Discover endpoint crawling — systematically iterating through decades of film and TV (1970–present), fetching the cast for every discovered title. This is the broadest source and runs as a background process over multiple days.

TMDB's rate limit of 40 requests per 10 seconds means the crawler respects a careful pace. Each movie requires one API call for credits, plus individual calls to download headshots. The current dataset took multiple days of continuous crawling to build.

Frontend Architecture

The UI is server-rendered HTML with HTMX for interactivity — no JavaScript framework, no build step, no client-side routing. When you click an actor card, HTMX sends a request to the server, receives a rendered HTML fragment, and swaps it into the page. The search input, tab switching, and autocomplete are vanilla JavaScript.

Browser history is managed via HTMX's hx-push-url attribute, which pushes each search URL to the browser's history stack. The server detects whether a request came from HTMX (partial page swap) or direct navigation (bookmark, back button) via the HX-Request header and returns either a fragment or a full page accordingly.

Deployment

The app runs on Railway with a persistent volume for the SQLite database and consolidated embedding index. The production deploy is lightweight — it doesn't include PyTorch or the CLIP model, since those are only needed for generating embeddings (done locally). The similarity search just loads the pre-computed numpy arrays.
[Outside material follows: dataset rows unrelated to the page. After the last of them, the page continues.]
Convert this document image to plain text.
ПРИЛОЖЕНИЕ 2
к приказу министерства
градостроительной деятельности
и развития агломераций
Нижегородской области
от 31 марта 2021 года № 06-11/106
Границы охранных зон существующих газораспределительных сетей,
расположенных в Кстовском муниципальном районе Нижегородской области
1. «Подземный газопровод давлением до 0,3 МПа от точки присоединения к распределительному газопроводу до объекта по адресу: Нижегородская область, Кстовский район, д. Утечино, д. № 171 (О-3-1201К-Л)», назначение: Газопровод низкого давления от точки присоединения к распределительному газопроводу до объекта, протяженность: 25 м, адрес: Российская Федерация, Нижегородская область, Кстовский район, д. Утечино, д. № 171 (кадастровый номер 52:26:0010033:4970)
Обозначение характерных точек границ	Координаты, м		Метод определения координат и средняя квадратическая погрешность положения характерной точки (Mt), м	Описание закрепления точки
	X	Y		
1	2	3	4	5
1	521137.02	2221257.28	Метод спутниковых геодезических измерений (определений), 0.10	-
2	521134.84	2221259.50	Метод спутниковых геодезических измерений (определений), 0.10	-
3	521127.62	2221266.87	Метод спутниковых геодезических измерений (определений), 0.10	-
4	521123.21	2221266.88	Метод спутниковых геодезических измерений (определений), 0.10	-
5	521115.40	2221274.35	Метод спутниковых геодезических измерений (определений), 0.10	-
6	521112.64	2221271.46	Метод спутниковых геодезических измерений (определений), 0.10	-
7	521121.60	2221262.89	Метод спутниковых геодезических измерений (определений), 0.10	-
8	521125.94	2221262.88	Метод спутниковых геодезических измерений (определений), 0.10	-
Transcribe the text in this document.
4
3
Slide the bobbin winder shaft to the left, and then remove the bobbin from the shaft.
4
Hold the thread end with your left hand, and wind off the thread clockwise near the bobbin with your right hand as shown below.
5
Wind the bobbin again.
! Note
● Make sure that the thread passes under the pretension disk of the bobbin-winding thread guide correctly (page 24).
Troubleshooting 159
On first deploy, the app downloads a ~200MB tarball from a GitHub Release containing the database and consolidated embeddings. This self-populating approach means the deployment is a single git push — no manual data transfer needed.

The inode lesson

Originally, each actor's embedding was stored as an individual .npy file — 180,000+ files totaling ~700MB. This worked locally but failed spectacularly on Railway, which has inode limits on its volumes. The solution was consolidating all embeddings into a single numpy array file (~200MB), bringing the file count from 180k down to 3 (database + embeddings array + ID mapping).

What's next

Photo upload search — skip the name entirely, upload a screenshot from what you're watching and find similar actors directly. CLIP already embeds images, so this is architecturally straightforward. The hard part will be implementing the image upload and processing pipeline. Would a simple drag-and-drop interface work? Totally. But if you want to snag a picture of your tv from across the room with your phone, it's a more complicated story.
"Known for" labels — show 1-2 movie/TV titles under each result so you can quickly identify where you've seen them.
Larger dataset — the crawler is still running, systematically expanding coverage across decades of film and television.